Acórdão nº 619/05.3TAPVZ.P1 de Court of Appeal of Porto (Portugal), 01 de Março de 2010

Magistrado ResponsávelMARIA DEOLINDA DIONÍSIO
Data da Resolução01 de Março de 2010
EmissorCourt of Appeal of Porto (Portugal)

S Privacidade: 1 Meio Processual: REC PENAL.

Decisão: NEGADO PROVIMENTO.

Indicações Eventuais: 4ª SECÇÃO - LIVRO 406 - FLS 108.

Área Temática: .

Sumário: I - O exame crítico da prova é imposto pela necessidade de explicitar e reconstituir o substrato racional que conduziu à formação da convicção do tribunal, designadamente a credibilidade atribuída a cada meio probatório produzido na audiência e respectivos fundamentos.

II - Ocorre nulidade não só nas hipóteses de total omissão de motivação mas também quando a fundamentação da convicção for insuficiente para efectuar uma reconstituição do iter que conduziu a considerar cada facto provado ou não provado.

III - O crime de falsificação de documento pressupõe, a nível subjectivo, a constatação de um especial propósito, já que esta infracção visando a protecção da verdade intrínseca dos documentos e a fé pública que os mesmos devem merecer, pressupõe e impõe sempre a intencionalidade da conduta, consistente na intenção de causar prejuízo a terceiros ou ao Estado ou a obtenção de um benefício que, de outro modo, não seria devido.

IV - Padece de insuficiência da fundamentação de facto, incorrendo em nulidade insanável, a decisão que não concretiza o dolo específico imposto pela infracção.

Reclamações: Decisão Texto Integral: Processo n.º 619/05.3TAPVZ.P1 2ª Secção Criminal Acordam, em conferência, no Tribunal da Relação do Porto I – RELATÓRIO Por sentença proferida no processo comum com intervenção de tribunal singular do .º Juízo Criminal do Tribunal Judicial da Póvoa de Varzim, foi o arguido B……….

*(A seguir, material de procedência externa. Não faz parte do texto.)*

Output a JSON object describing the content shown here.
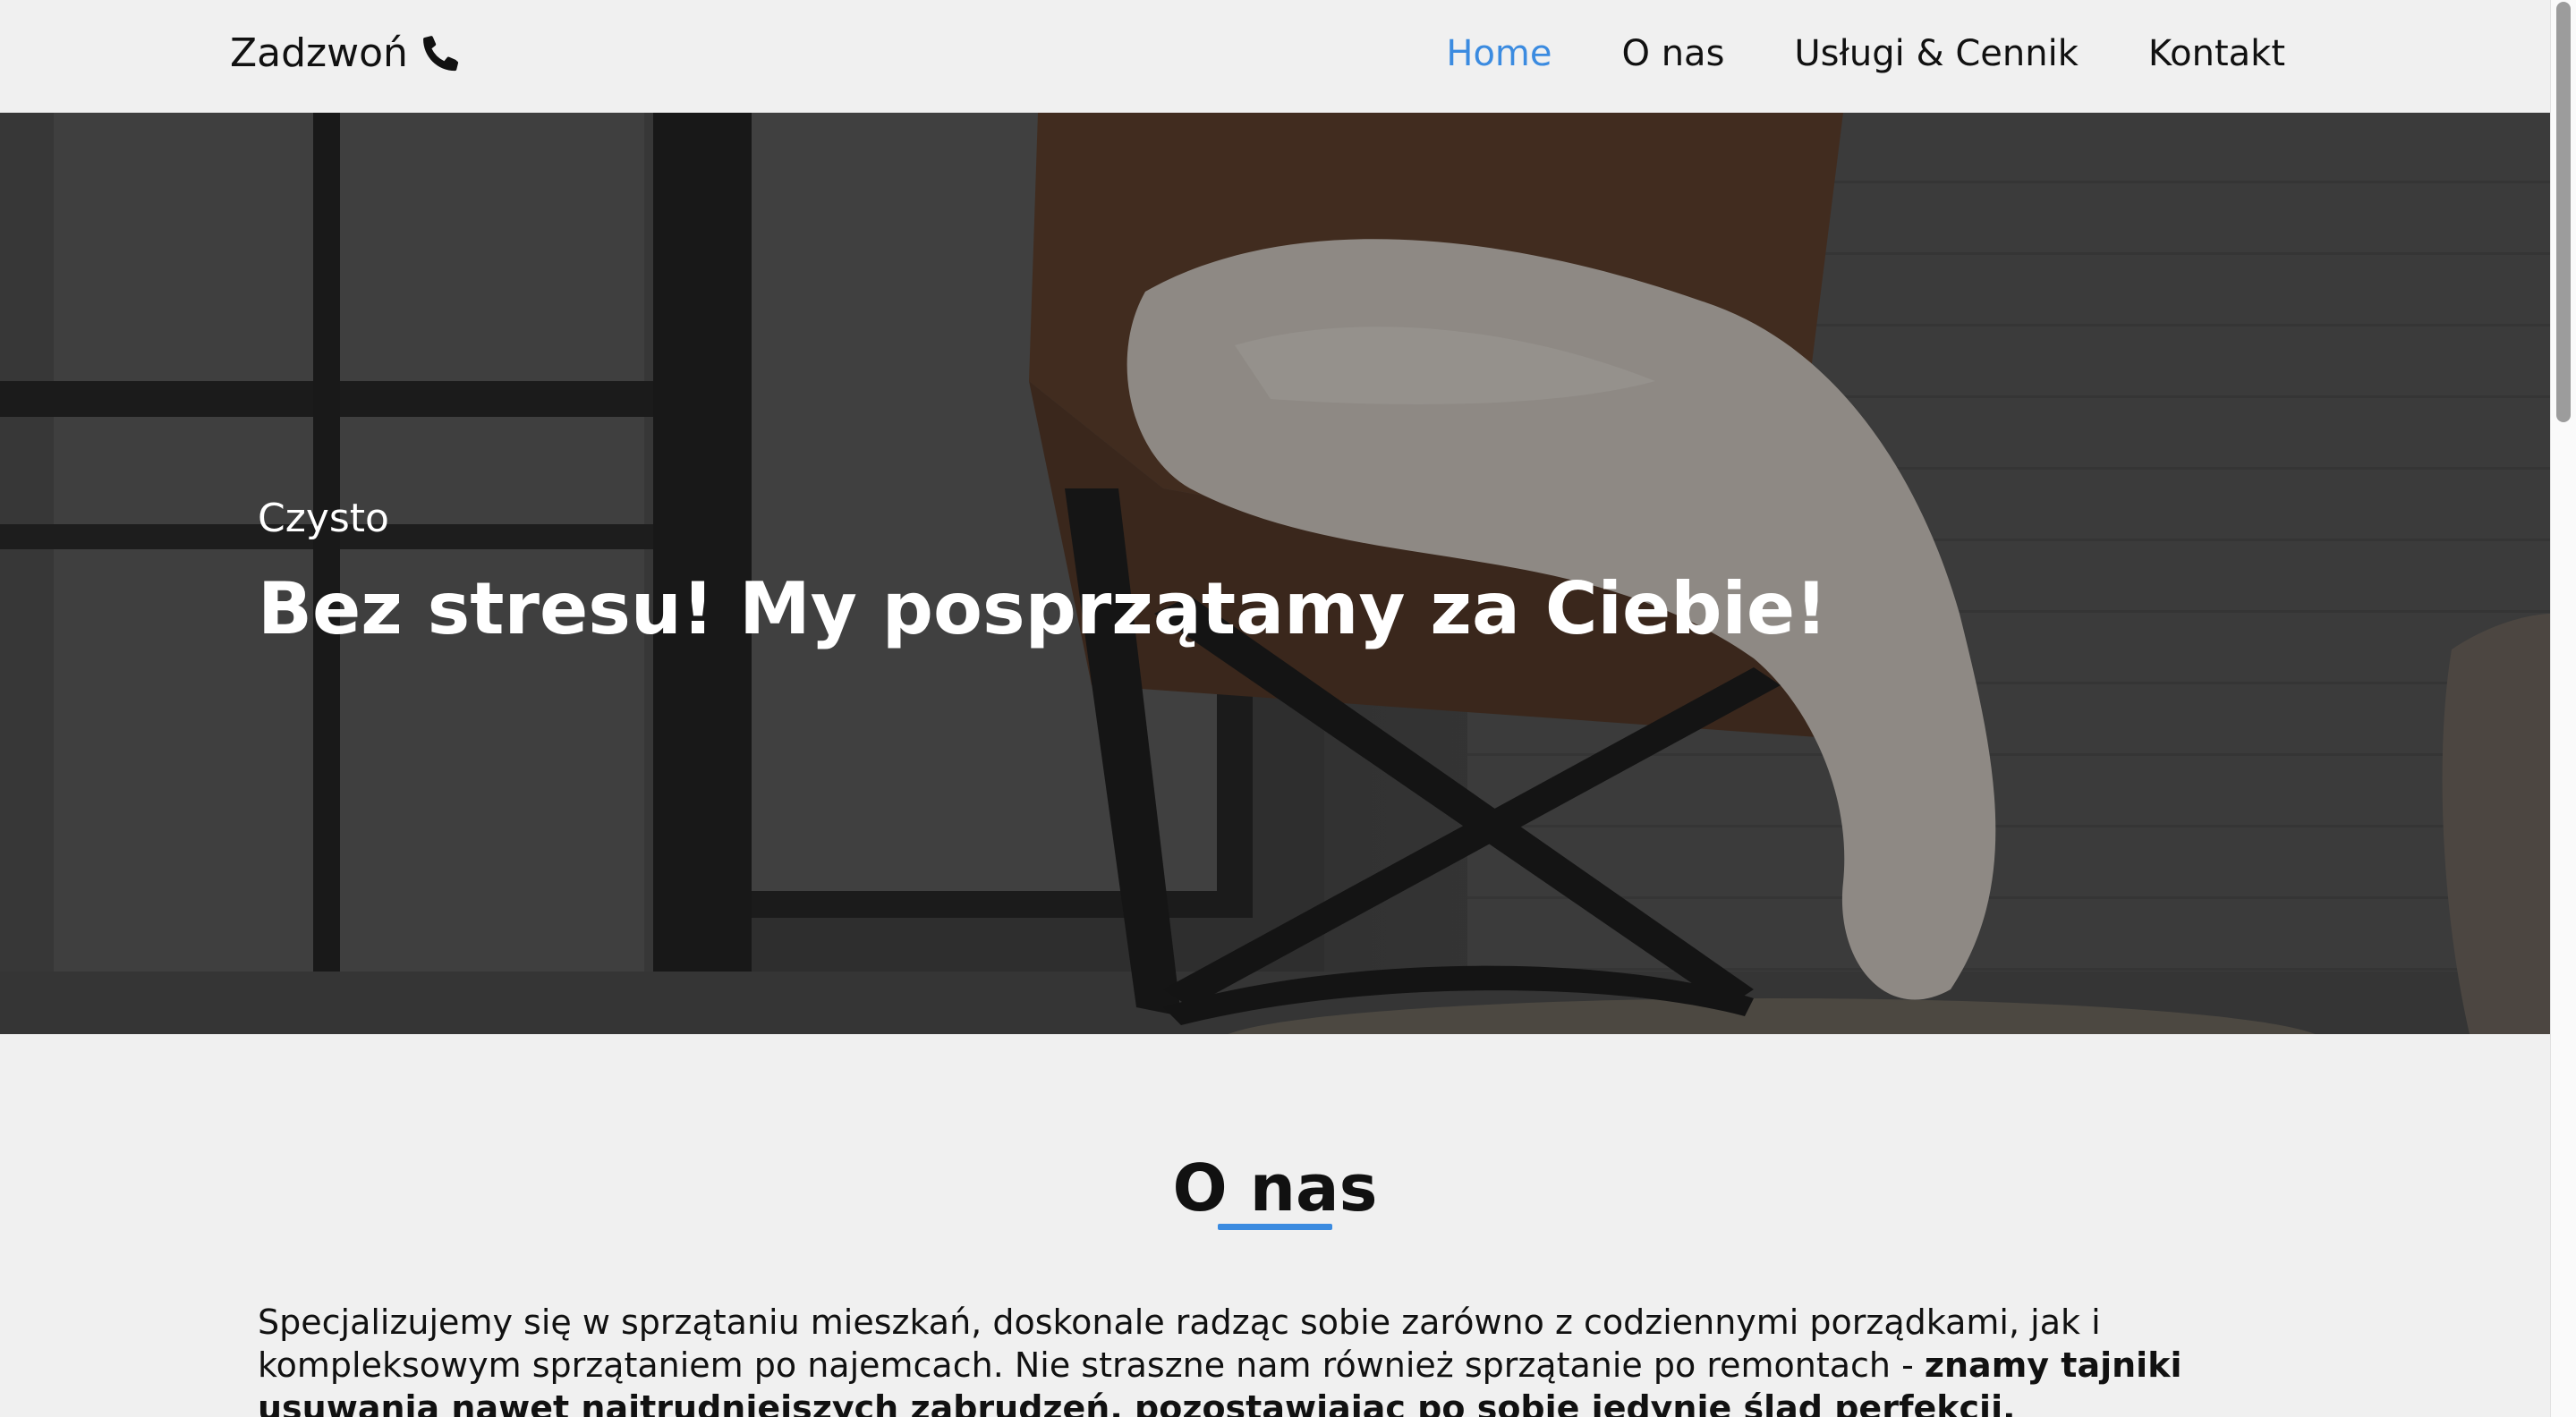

, com os demais sinais dos autos, julgado e condenado na pena de 250 (duzentos e cinquenta) dias de multa à taxa diária de € 4,00 (quatro euros), o que perfaz o montante global de € 1.000 (mil euros), pela prática de 1 (um) crime de falsificação de documento, previsto e punível pelo art. 256º n.ºs 1 b) e 3, do Cód. Penal, hoje previsto e punível pelo art. 256º n.ºs 1 d) e 3, do Cód. Penal.

Inconformado com o assim decidido, interpôs recurso o arguido, finalizando a sua douta motivação com as seguintes conclusões: (transcrição) «1 – Por sentença de fls., foi o Arguido B………. condenado na prática de um crime de falsificação de documentos na pena de 250 dias de multa à taxa diária de € 4,00.

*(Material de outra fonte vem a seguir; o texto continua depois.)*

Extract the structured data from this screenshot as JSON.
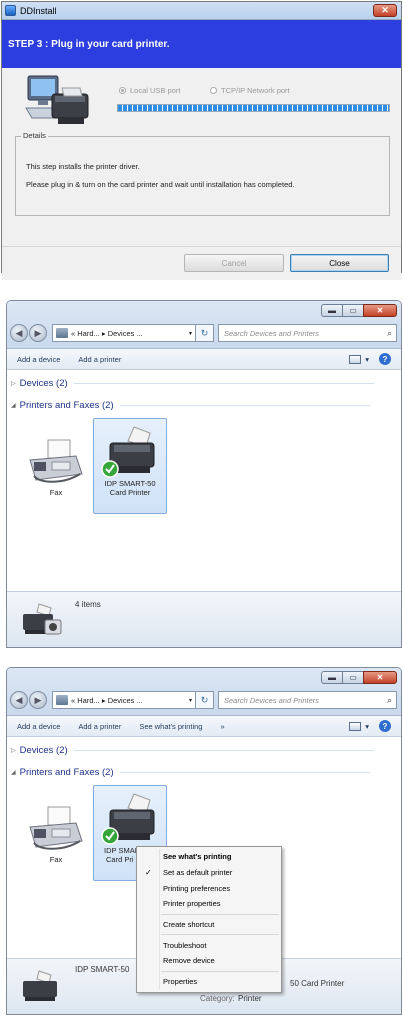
{
  "installer": {
    "title": "DDInstall",
    "close_glyph": "✕",
    "step_text": "STEP 3 : Plug in your card printer.",
    "radio_usb": "Local USB port",
    "radio_network": "TCP/IP Network port",
    "progress_fraction": 1.0,
    "details_label": "Details",
    "details_line1": "This step installs the printer driver.",
    "details_line2": "Please plug in & turn on the card printer and wait until installation has completed.",
    "cancel_label": "Cancel",
    "close_label": "Close"
  },
  "explorer1": {
    "min_glyph": "▬",
    "max_glyph": "▭",
    "close_glyph": "✕",
    "back_glyph": "◀",
    "fwd_glyph": "▶",
    "address": "« Hard... ▸ Devices ...",
    "address_dd": "▾",
    "refresh_glyph": "↻",
    "search_placeholder": "Search Devices and Printers",
    "search_icon": "⌕",
    "commands": [
      "Add a device",
      "Add a printer"
    ],
    "help_glyph": "?",
    "view_dd": "▾",
    "group_devices": "Devices (2)",
    "group_devices_tri": "▷",
    "group_printers": "Printers and Faxes (2)",
    "group_printers_tri": "◢",
    "device_fax": "Fax",
    "device_printer_line1": "IDP SMART-50",
    "device_printer_line2": "Card Printer",
    "items_count": "4 items"
  },
  "explorer2": {
    "commands": [
      "Add a device",
      "Add a printer",
      "See what's printing",
      "»"
    ],
    "group_devices": "Devices (2)",
    "group_printers": "Printers and Faxes (2)",
    "device_fax": "Fax",
    "device_printer_line1": "IDP SMAR",
    "device_printer_line2": "Card Pri",
    "details_name": "IDP SMART-50",
    "details_model_tail": "50 Card Printer",
    "details_category_label": "Category:",
    "details_category_value": "Printer"
  },
  "context_menu": {
    "items": [
      {
        "label": "See what's printing",
        "bold": true
      },
      {
        "label": "Set as default printer",
        "checked": true
      },
      {
        "label": "Printing preferences"
      },
      {
        "label": "Printer properties"
      },
      {
        "label": "Create shortcut"
      },
      {
        "label": "Troubleshoot"
      },
      {
        "label": "Remove device"
      },
      {
        "label": "Properties"
      }
    ],
    "check_glyph": "✓"
  }
}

2 – Entende o Arguido que não foi reunida prova nos autos que permitisse concluir, como concluído no ponto 7 da matéria de facto assente, que o mesmo agiu com intenção de se eximir, a si e à sociedade, das responsabilidades pecuniárias, e de que o mesmo sabia que a sua conduta era proibida e punida por lei, tendo resultado daí prejuízos para a Demandante.

3 – Efectivamente, aquando da dissolução e liquidação da sociedade, o Arguido encontrava-se a ultrapassar uma fase muito difícil da sua vida pessoal, pelo que não tinha condições psicológicas para continuar com a actividade que se encontrava a desenvolver.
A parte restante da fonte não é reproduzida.